Significantly, certifying organisations must subject their processing of EEA data under the DPF to an enforcement authority of the FTC or Department of Transportation.

In deciding whether to certify to the DPF, organisations should consider that alternative transfer mechanisms (such as SCCs) remain valid and may prove simpler in some circumstances. Indeed, the EC and US government have clarified that the changes to US law in response to Schrems II are applicable to personal data transfers from the EEA to the US, regardless of the transfer mechanism.

All EU organisations which transfer data to the US

Since the changes to US law also apply when data is transferred by other mechanisms (such as SCCs), EEA organisations should consider reviewing their TIAs underpinning all EU-US personal data transfers, and updating these to reflect the new US regime, i.e., the safeguards and new redress mechanism introduced via Executive Order (EO) 14086 and the DPRC, as noted above. EEA organisations can largely rely on the EC’s assessment of US law in the adequacy decision, which should simplify this exercise.

Summary of adequacy decision

In order to determine the adequacy of data transfers under the DPF, the EC has reviewed the steps that the US took to revise its practices in response to the issues identified in Schrems II. The EC assessed the safeguards that EO 14086 introduced, concluding that the new safeguards and redress mechanism address all of the CJEU’s concerns. The EC concluded that:

  • in relation to redress, the new mechanism includes the establishment of the DPRC, an independent tribunal to which EEA individuals now have access;[4]
  • in relation to the US government’s access to personal data, US law contains various limitations and safeguards with respect to the access and use of personal data for criminal law enforcement and national security purposes; and
  • US law provides appropriate safeguards, subject to adequate oversight and redress, limiting access to EEA data by the US intelligence agencies to what is necessary and proportionate.[5]

The DPF will be subject to periodic reviews by the EC, together with representatives of European data protection authorities and competent US authorities. If the EC is concerned that an adequate level of protection is no longer ensured, it is authorised to suspend, amend, or repeal the adequacy decision or limit its scope. The EC’s first review will take place in July 2024.

UK and Swiss extensions

Following its departure from the EU, the UK will not be covered by the adequacy decision. The UK government will instead need to agree on an alternative arrangement with the US to cover the flow of UK personal data to the US. Such a framework would require the US to designate the UK as a “qualifying state” and the UK to issue an adequacy decision. On 17 July 2023, the UK confirmed that US organisations that are part of the DPF can also self-certify for the “UK extension” the DPF, but cannot currently rely on it for UK personal data transfers until the UK adequacy decision is in place. We expect a timetable be published in the coming months.

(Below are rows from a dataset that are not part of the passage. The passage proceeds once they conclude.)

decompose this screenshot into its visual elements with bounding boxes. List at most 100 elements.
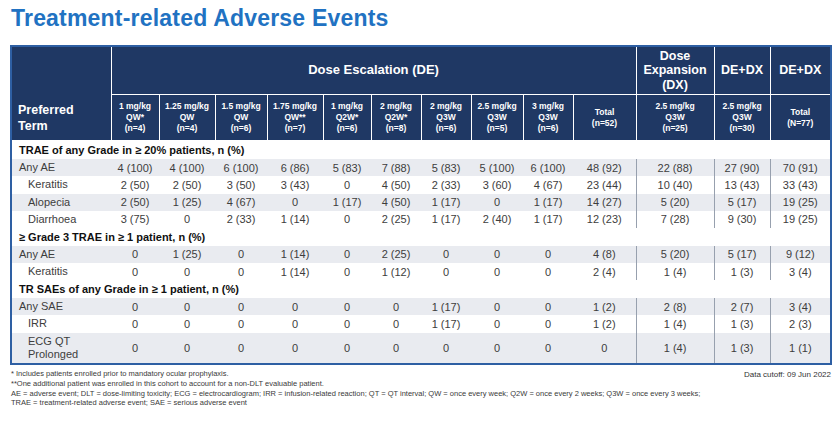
cell: 3 (4) — [770, 263, 831, 280]
cell: 0 — [471, 246, 523, 263]
cell: 0 — [267, 194, 323, 211]
cell: 0 — [111, 246, 159, 263]
cell: 0 — [267, 333, 323, 364]
cell: 0 — [159, 333, 215, 364]
cell: 5 (100) — [471, 159, 523, 176]
cell: 0 — [111, 263, 159, 280]
cell: 1 (25) — [159, 246, 215, 263]
column-header-1: 1.25 mg/kg QW (n=4) — [159, 95, 215, 141]
cell: 2 (8) — [636, 298, 714, 315]
section-row: TR SAEs of any Grade in ≥ 1 patient, n (… — [11, 280, 831, 298]
cell: 7 (88) — [371, 159, 421, 176]
cell: 0 — [323, 315, 371, 332]
cell: 4 (100) — [159, 159, 215, 176]
cell: 0 — [371, 315, 421, 332]
cell: 1 (17) — [523, 211, 573, 228]
cell: 0 — [471, 263, 523, 280]
cell: 70 (91) — [770, 159, 831, 176]
cell: 9 (30) — [714, 211, 770, 228]
cell: 1 (12) — [371, 263, 421, 280]
cell: 0 — [111, 333, 159, 364]
cell: 0 — [215, 246, 267, 263]
cell: 0 — [523, 333, 573, 364]
cell: 0 — [523, 246, 573, 263]
cell: 1 (25) — [159, 194, 215, 211]
page-title: Treatment-related Adverse Events — [11, 5, 838, 32]
cell: 0 — [371, 333, 421, 364]
cell: 5 (17) — [714, 246, 770, 263]
cell: 0 — [421, 246, 471, 263]
cell: 2 (3) — [770, 315, 831, 332]
row-label: Keratitis — [11, 176, 111, 193]
row-label: ECG QT Prolonged — [11, 333, 111, 364]
cell: 1 (4) — [636, 315, 714, 332]
cell: 0 — [215, 315, 267, 332]
cell: 1 (3) — [714, 263, 770, 280]
row-label: Keratitis — [11, 263, 111, 280]
table-row: Keratitis0001 (14)01 (12)0002 (4)1 (4)1 … — [11, 263, 831, 280]
cell: 3 (4) — [770, 298, 831, 315]
cell: 0 — [421, 263, 471, 280]
table-row: Keratitis2 (50)2 (50)3 (50)3 (43)04 (50)… — [11, 176, 831, 193]
row-label: Any AE — [11, 159, 111, 176]
data-cutoff-label: Data cutoff: 09 Jun 2022 — [744, 370, 831, 379]
cell: 0 — [159, 298, 215, 315]
cell: 19 (25) — [770, 211, 831, 228]
section-row: ≥ Grade 3 TRAE in ≥ 1 patient, n (%) — [11, 228, 831, 246]
cell: 2 (33) — [215, 211, 267, 228]
column-header-5: 2 mg/kg Q2W* (n=8) — [371, 95, 421, 141]
table-row: Any AE4 (100)4 (100)6 (100)6 (86)5 (83)7… — [11, 159, 831, 176]
cell: 6 (100) — [523, 159, 573, 176]
cell: 27 (90) — [714, 159, 770, 176]
cell: 0 — [215, 298, 267, 315]
row-label: IRR — [11, 315, 111, 332]
row-label: Any AE — [11, 246, 111, 263]
cell: 0 — [323, 263, 371, 280]
cell: 0 — [323, 298, 371, 315]
cell: 2 (50) — [111, 176, 159, 193]
column-header-7: 2.5 mg/kg Q3W (n=5) — [471, 95, 523, 141]
column-group-dose-expansion: Dose Expansion (DX) — [636, 46, 714, 95]
cell: 13 (43) — [714, 176, 770, 193]
cell: 0 — [111, 315, 159, 332]
cell: 2 (50) — [111, 194, 159, 211]
row-label: Diarrhoea — [11, 211, 111, 228]
cell: 4 (67) — [523, 176, 573, 193]
cell: 7 (28) — [636, 211, 714, 228]
cell: 5 (17) — [714, 194, 770, 211]
cell: 1 (14) — [267, 263, 323, 280]
cell: 1 (17) — [421, 211, 471, 228]
table-row: ECG QT Prolonged00000000001 (4)1 (3)1 (1… — [11, 333, 831, 364]
cell: 14 (27) — [573, 194, 636, 211]
cell: 0 — [323, 333, 371, 364]
section-row: TRAE of any Grade in ≥ 20% patients, n (… — [11, 141, 831, 160]
column-header-2: 1.5 mg/kg QW (n=6) — [215, 95, 267, 141]
cell: 0 — [159, 315, 215, 332]
cell: 0 — [471, 194, 523, 211]
table-row: IRR0000001 (17)001 (2)1 (4)1 (3)2 (3) — [11, 315, 831, 332]
cell: 0 — [267, 298, 323, 315]
cell: 5 (83) — [323, 159, 371, 176]
column-header-12: Total (N=77) — [770, 95, 831, 141]
cell: 1 (4) — [636, 263, 714, 280]
cell: 12 (23) — [573, 211, 636, 228]
cell: 2 (33) — [421, 176, 471, 193]
cell: 0 — [215, 263, 267, 280]
cell: 3 (60) — [471, 176, 523, 193]
cell: 3 (50) — [215, 176, 267, 193]
cell: 0 — [523, 315, 573, 332]
cell: 0 — [267, 315, 323, 332]
footnote-3: AE = adverse event; DLT = dose-limiting … — [11, 389, 831, 399]
cell: 4 (50) — [371, 176, 421, 193]
section-header: ≥ Grade 3 TRAE in ≥ 1 patient, n (%) — [11, 228, 831, 246]
cell: 0 — [159, 211, 215, 228]
cell: 1 (17) — [523, 194, 573, 211]
cell: 5 (20) — [636, 246, 714, 263]
section-header: TR SAEs of any Grade in ≥ 1 patient, n (… — [11, 280, 831, 298]
cell: 5 (20) — [636, 194, 714, 211]
cell: 22 (88) — [636, 159, 714, 176]
cell: 0 — [323, 211, 371, 228]
table-row: Any AE01 (25)01 (14)02 (25)0004 (8)5 (20… — [11, 246, 831, 263]
column-header-3: 1.75 mg/kg QW** (n=7) — [267, 95, 323, 141]
cell: 0 — [323, 176, 371, 193]
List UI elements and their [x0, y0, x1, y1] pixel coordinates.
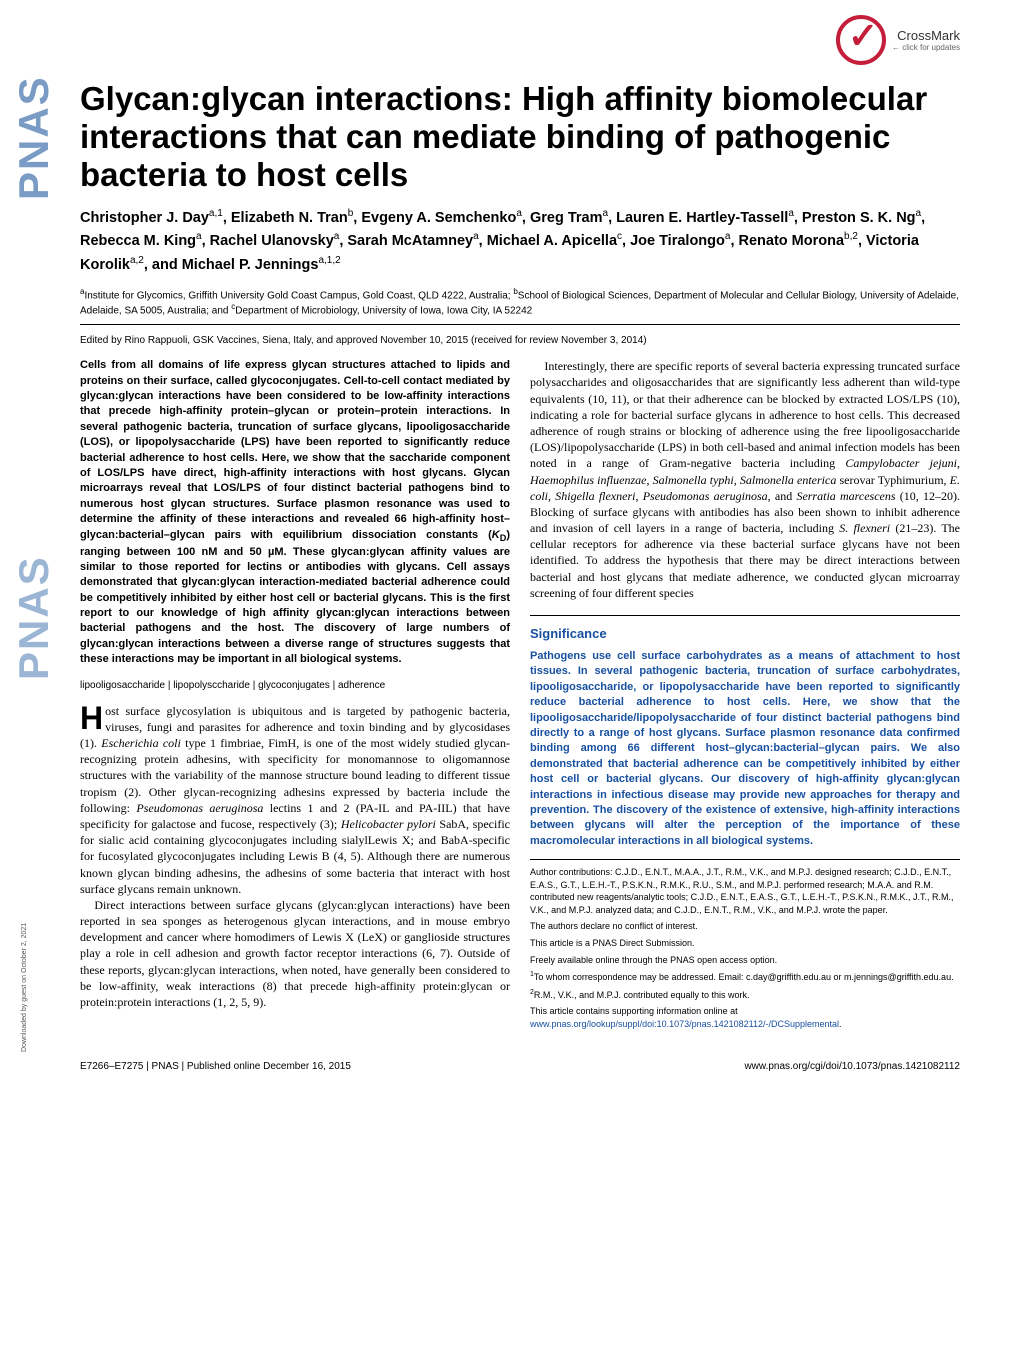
affiliations: aInstitute for Glycomics, Griffith Unive…: [80, 287, 960, 326]
crossmark-sub: ← click for updates: [892, 43, 960, 52]
right-column: Interestingly, there are specific report…: [530, 358, 960, 1034]
article-title: Glycan:glycan interactions: High affinit…: [80, 80, 960, 194]
significance-text: Pathogens use cell surface carbohydrates…: [530, 649, 960, 849]
significance-title: Significance: [530, 626, 960, 641]
footer-left: E7266–E7275 | PNAS | Published online De…: [80, 1061, 351, 1072]
fn-corresponding: 1To whom correspondence may be addressed…: [530, 970, 960, 984]
body-left-p2: Direct interactions between surface glyc…: [80, 897, 510, 1010]
pnas-watermark-1: PNAS: [10, 75, 58, 200]
edited-note: Edited by Rino Rappuoli, GSK Vaccines, S…: [80, 335, 960, 346]
fn-supporting: This article contains supporting informa…: [530, 1005, 960, 1030]
significance-box: Significance Pathogens use cell surface …: [530, 615, 960, 849]
crossmark-icon: [836, 15, 886, 65]
fn-contributions: Author contributions: C.J.D., E.N.T., M.…: [530, 866, 960, 916]
body-left: Host surface glycosylation is ubiquitous…: [80, 703, 510, 1011]
keywords: lipooligosaccharide | lipopolysccharide …: [80, 680, 510, 691]
fn-openaccess: Freely available online through the PNAS…: [530, 954, 960, 967]
fn-submission: This article is a PNAS Direct Submission…: [530, 937, 960, 950]
abstract: Cells from all domains of life express g…: [80, 358, 510, 667]
body-left-p1: Host surface glycosylation is ubiquitous…: [80, 703, 510, 897]
body-right-p1: Interestingly, there are specific report…: [530, 358, 960, 601]
fn-conflict: The authors declare no conflict of inter…: [530, 920, 960, 933]
crossmark-text: CrossMark: [892, 28, 960, 43]
author-list: Christopher J. Daya,1, Elizabeth N. Tran…: [80, 206, 960, 277]
download-note: Downloaded by guest on October 2, 2021: [21, 922, 28, 1051]
page-footer: E7266–E7275 | PNAS | Published online De…: [80, 1055, 960, 1072]
pnas-watermark-2: PNAS: [10, 555, 58, 680]
fn-equal: 2R.M., V.K., and M.P.J. contributed equa…: [530, 988, 960, 1002]
left-column: Cells from all domains of life express g…: [80, 358, 510, 1034]
crossmark-badge[interactable]: CrossMark ← click for updates: [836, 15, 960, 65]
footer-right: www.pnas.org/cgi/doi/10.1073/pnas.142108…: [744, 1061, 960, 1072]
footnotes: Author contributions: C.J.D., E.N.T., M.…: [530, 859, 960, 1031]
body-right: Interestingly, there are specific report…: [530, 358, 960, 601]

Organisations certified under the Swiss-US Privacy Shield Framework will also be able to transition to the DPF. However, as with the UK, transfers cannot be made until Switzerland is designated as a “qualifying state” and Switzerland’s adequacy decision is in force.

Endnotes


[1] EO 14086 on “Enhancing Safeguards for United States Signals Intelligence Activities” (EO 14086).

[2] While the Privacy Shield ceased to be a valid mechanism for international data transfers following Schrems II, many organisations remained certified.

[3] Changes are required within three months of the effective date of the DPF (10 July 2023).

[4] The EU and Iceland, Lichtenstein, and Norway (together making up the EEA Member States) were designated as “Qualifying States” by the US Attorney General on 30 June 2023, effective immediately following the adoption of the adequacy decision on 10 July 2023.

[5] In addition to the changes made by EO 14086, and pursuant to its terms, the US intelligence community adopted various policies and procedures, which were published on 3 July 2023.

DISCLAIMER: Because of the generality of this update, the information provided herein may not be applicable in all situations and should not be acted upon without specific legal advice based on particular situations.